Homme au foyer désespéré et écrivain à la plume asséchée, Waleed déprime à Haïfa. Un soir, tard, Jalal, son nouveau voisin, toque à la porte.

Le corps d’une femme est étendu sur le sol, la tête dans une mare de sang. Les secouristes autour s’affairent en vain, sous le regard médusé de deux individus vêtus de noir. Waleed est l’un deux. Il déclare : « C’est de ma faute ». Si cette introduction n’est en réalité qu’un rêve, elle illustre les pensées macabres du personnage qui peine à trouver du sens en son quotidien. Face à lui, Jalal représente un contraire intrigant.

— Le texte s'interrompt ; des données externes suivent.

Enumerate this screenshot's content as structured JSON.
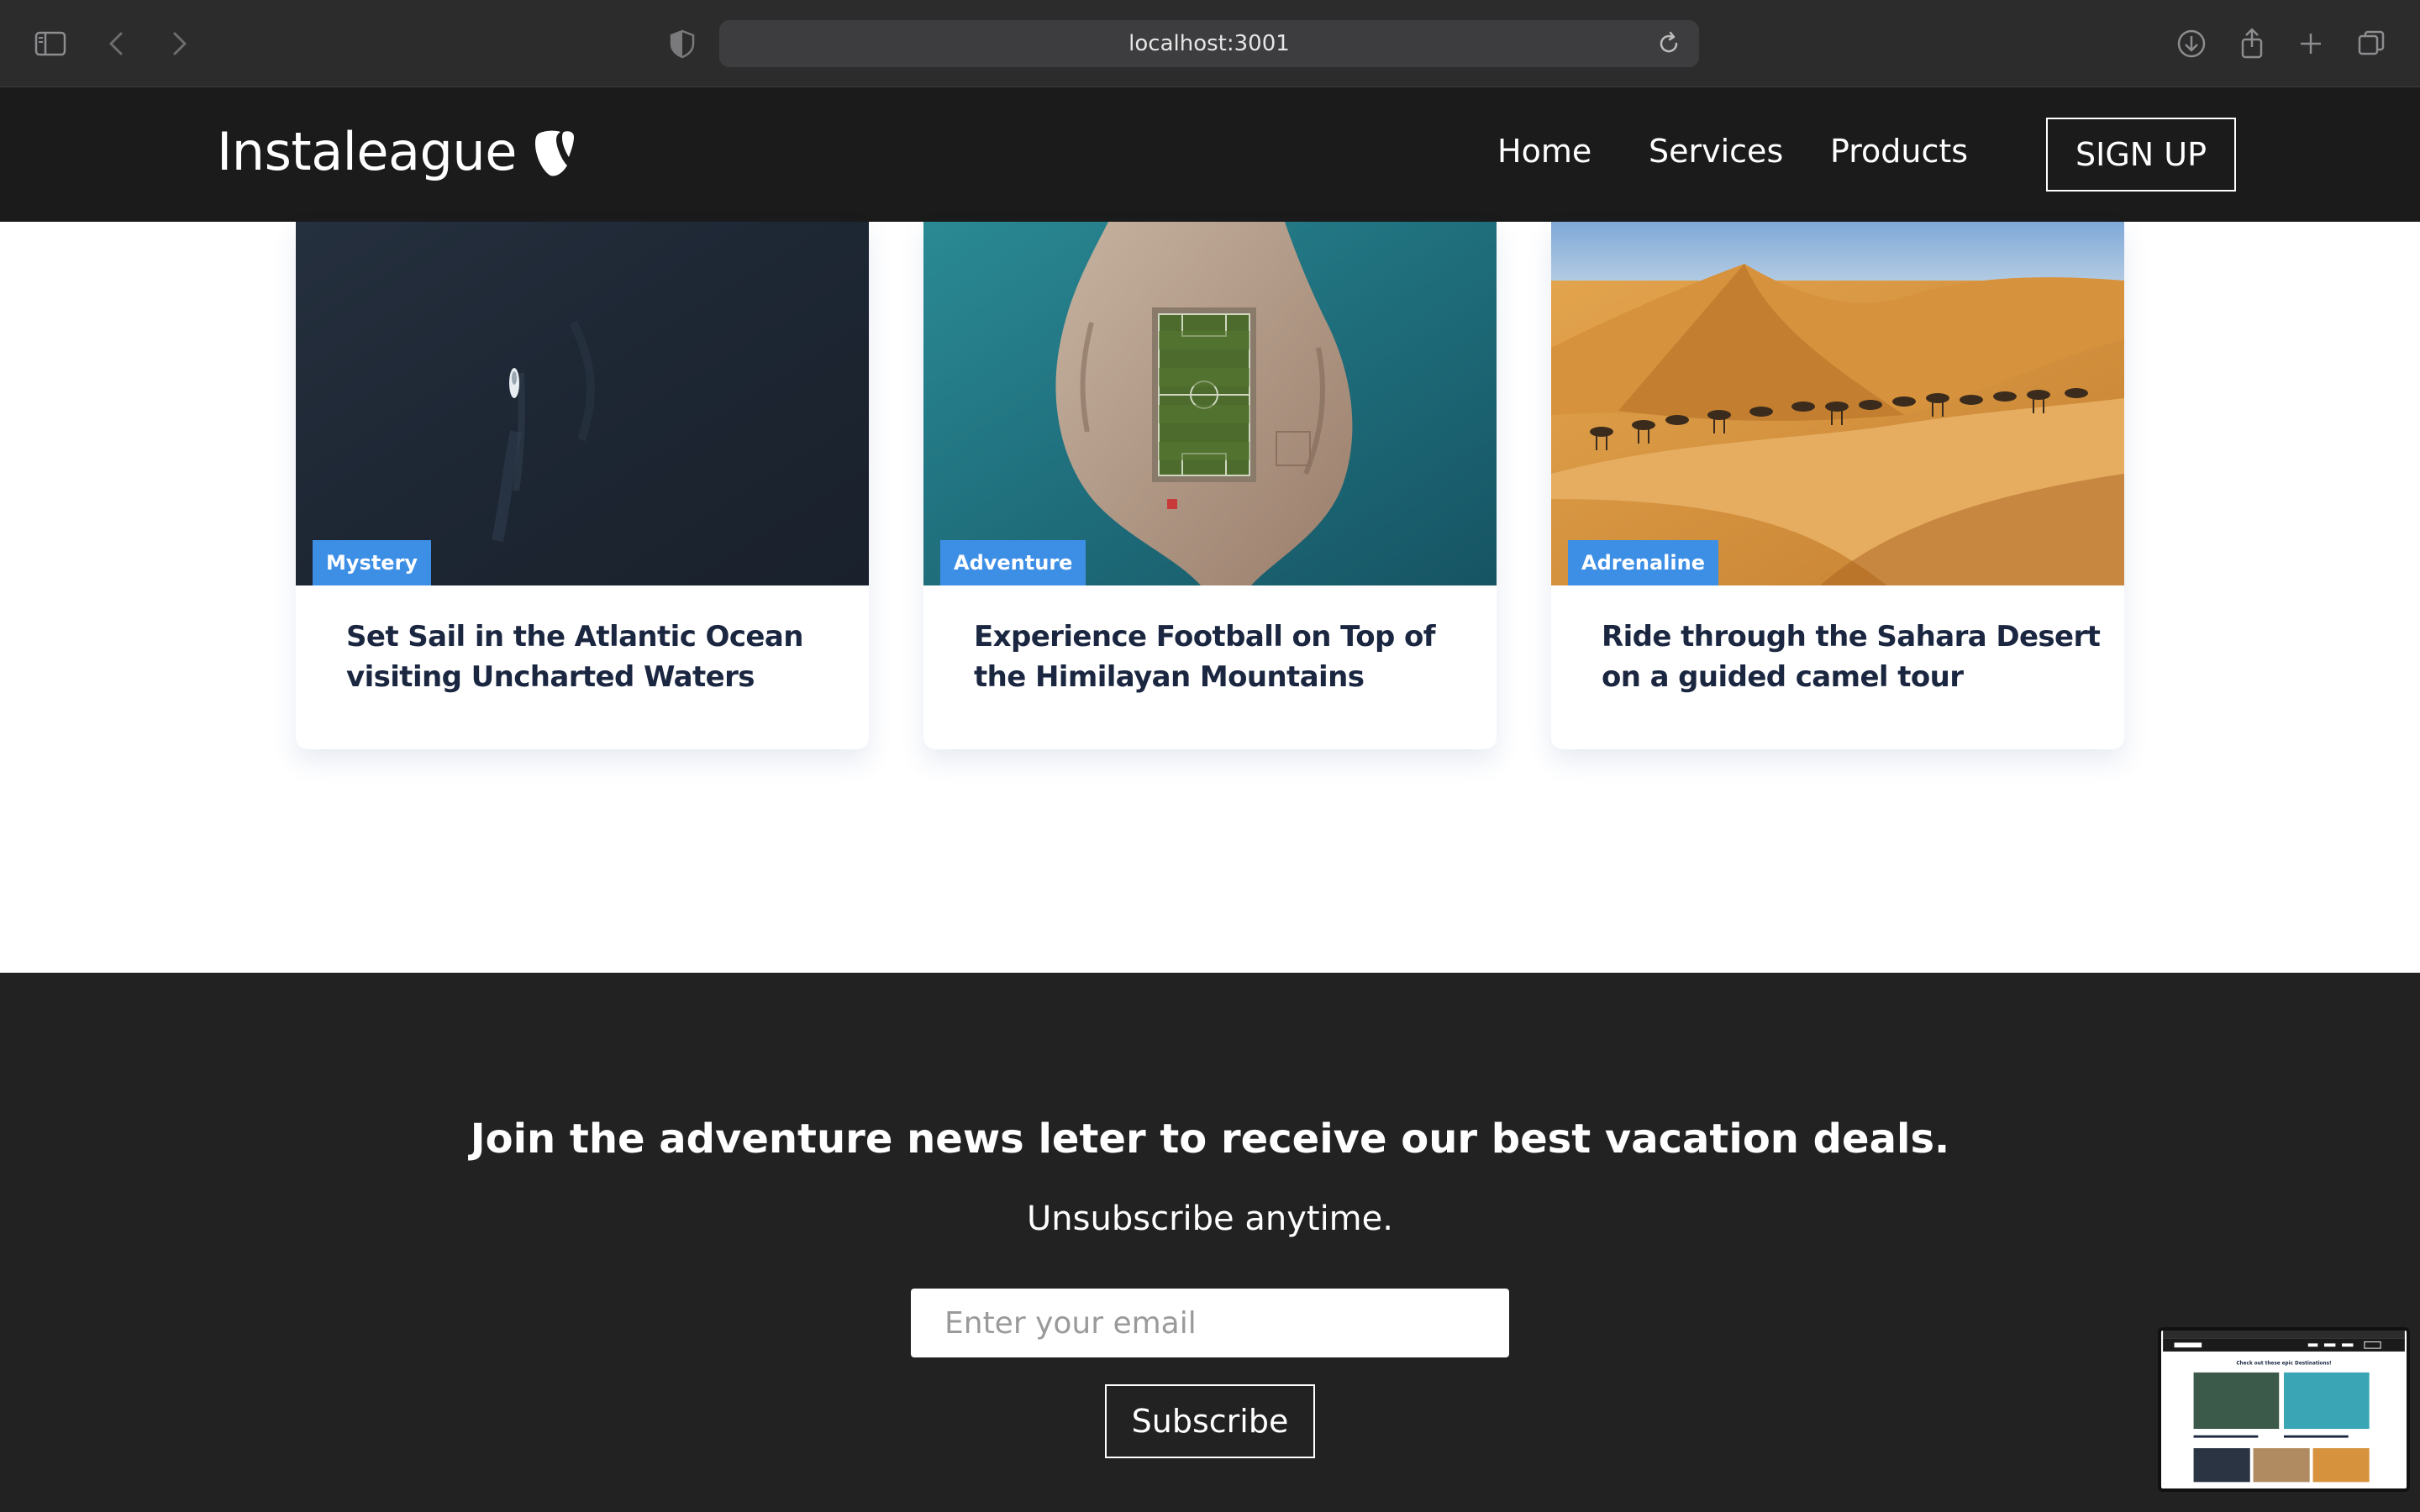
{
  "browser": {
    "url": "localhost:3001"
  },
  "header": {
    "logo_text": "Instaleague",
    "nav": [
      "Home",
      "Services",
      "Products"
    ],
    "signup_label": "SIGN UP"
  },
  "cards": [
    {
      "tag": "Mystery",
      "title": "Set Sail in the Atlantic Ocean visiting Uncharted Waters"
    },
    {
      "tag": "Adventure",
      "title": "Experience Football on Top of the Himilayan Mountains"
    },
    {
      "tag": "Adrenaline",
      "title": "Ride through the Sahara Desert on a guided camel tour"
    }
  ],
  "newsletter": {
    "title": "Join the adventure news leter to receive our best vacation deals.",
    "subtitle": "Unsubscribe anytime.",
    "email_placeholder": "Enter your email",
    "subscribe_label": "Subscribe"
  },
  "thumbnail": {
    "heading": "Check out these epic Destinations!"
  },
  "colors": {
    "header_bg": "#1b1b1b",
    "tag_bg": "#3d8fe6",
    "card_title": "#1b2741",
    "newsletter_bg": "#222222"
  }
}
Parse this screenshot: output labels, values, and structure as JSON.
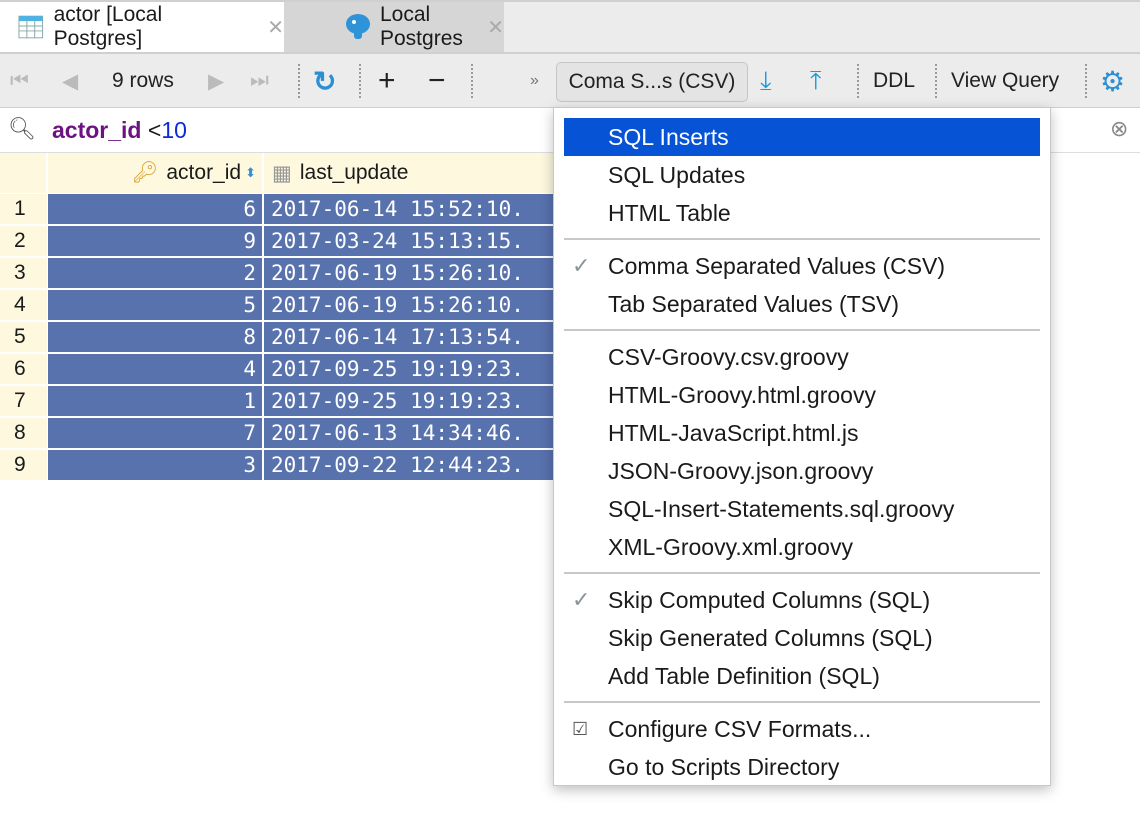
{
  "tabs": [
    {
      "label": "actor [Local Postgres]",
      "icon": "table-icon",
      "active": true
    },
    {
      "label": "Local Postgres",
      "icon": "postgres-elephant-icon",
      "active": false
    }
  ],
  "toolbar": {
    "rows_label": "9 rows",
    "format_label": "Coma S...s (CSV)",
    "ddl_label": "DDL",
    "view_query_label": "View Query",
    "more": "»"
  },
  "filter": {
    "column": "actor_id",
    "operator": "<",
    "value": "10"
  },
  "table": {
    "columns": [
      "actor_id",
      "last_update"
    ],
    "rows": [
      {
        "n": "1",
        "actor_id": "6",
        "last_update": "2017-06-14 15:52:10."
      },
      {
        "n": "2",
        "actor_id": "9",
        "last_update": "2017-03-24 15:13:15."
      },
      {
        "n": "3",
        "actor_id": "2",
        "last_update": "2017-06-19 15:26:10."
      },
      {
        "n": "4",
        "actor_id": "5",
        "last_update": "2017-06-19 15:26:10."
      },
      {
        "n": "5",
        "actor_id": "8",
        "last_update": "2017-06-14 17:13:54."
      },
      {
        "n": "6",
        "actor_id": "4",
        "last_update": "2017-09-25 19:19:23."
      },
      {
        "n": "7",
        "actor_id": "1",
        "last_update": "2017-09-25 19:19:23."
      },
      {
        "n": "8",
        "actor_id": "7",
        "last_update": "2017-06-13 14:34:46."
      },
      {
        "n": "9",
        "actor_id": "3",
        "last_update": "2017-09-22 12:44:23."
      }
    ]
  },
  "menu": {
    "groups": [
      [
        {
          "label": "SQL Inserts",
          "highlighted": true
        },
        {
          "label": "SQL Updates"
        },
        {
          "label": "HTML Table"
        }
      ],
      [
        {
          "label": "Comma Separated Values (CSV)",
          "checked": true
        },
        {
          "label": "Tab Separated Values (TSV)"
        }
      ],
      [
        {
          "label": "CSV-Groovy.csv.groovy"
        },
        {
          "label": "HTML-Groovy.html.groovy"
        },
        {
          "label": "HTML-JavaScript.html.js"
        },
        {
          "label": "JSON-Groovy.json.groovy"
        },
        {
          "label": "SQL-Insert-Statements.sql.groovy"
        },
        {
          "label": "XML-Groovy.xml.groovy"
        }
      ],
      [
        {
          "label": "Skip Computed Columns (SQL)",
          "checked": true
        },
        {
          "label": "Skip Generated Columns (SQL)"
        },
        {
          "label": "Add Table Definition (SQL)"
        }
      ],
      [
        {
          "label": "Configure CSV Formats...",
          "icon": "checklist-icon"
        },
        {
          "label": "Go to Scripts Directory"
        }
      ]
    ]
  },
  "colors": {
    "selection": "#5872ad",
    "highlight": "#0753d6",
    "header": "#fdf8de",
    "accent": "#2a8fd4"
  }
}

Cet homme contrasté, accueillant mais possiblement dangereux, pourrait être la solution radicale au mal qui ronge le romancier.

Hélas, la dépression de Waleed imprègne le film qui peine à s’élever et trouver un rythme, malgré le charisme plus dynamisant du voisin. La comédie noire attendue n’amuse pas et s’enlise dans un discours de plus en plus grave. Par son scénario récompensé à Cannes, mais au final moins étonnant que prévu, la réalisatrice évoque la difficulté de la communauté arabe palestinienne à vivre en Israël. Ainsi, la fièvre méditerranéenne du titre se traduit notamment par les maux de ventre récurrents d’un enfant ne pouvant plus supporter le cours orienté de géographie qu’on lui impose. Soit le reflet de tout un peuple en souffrance.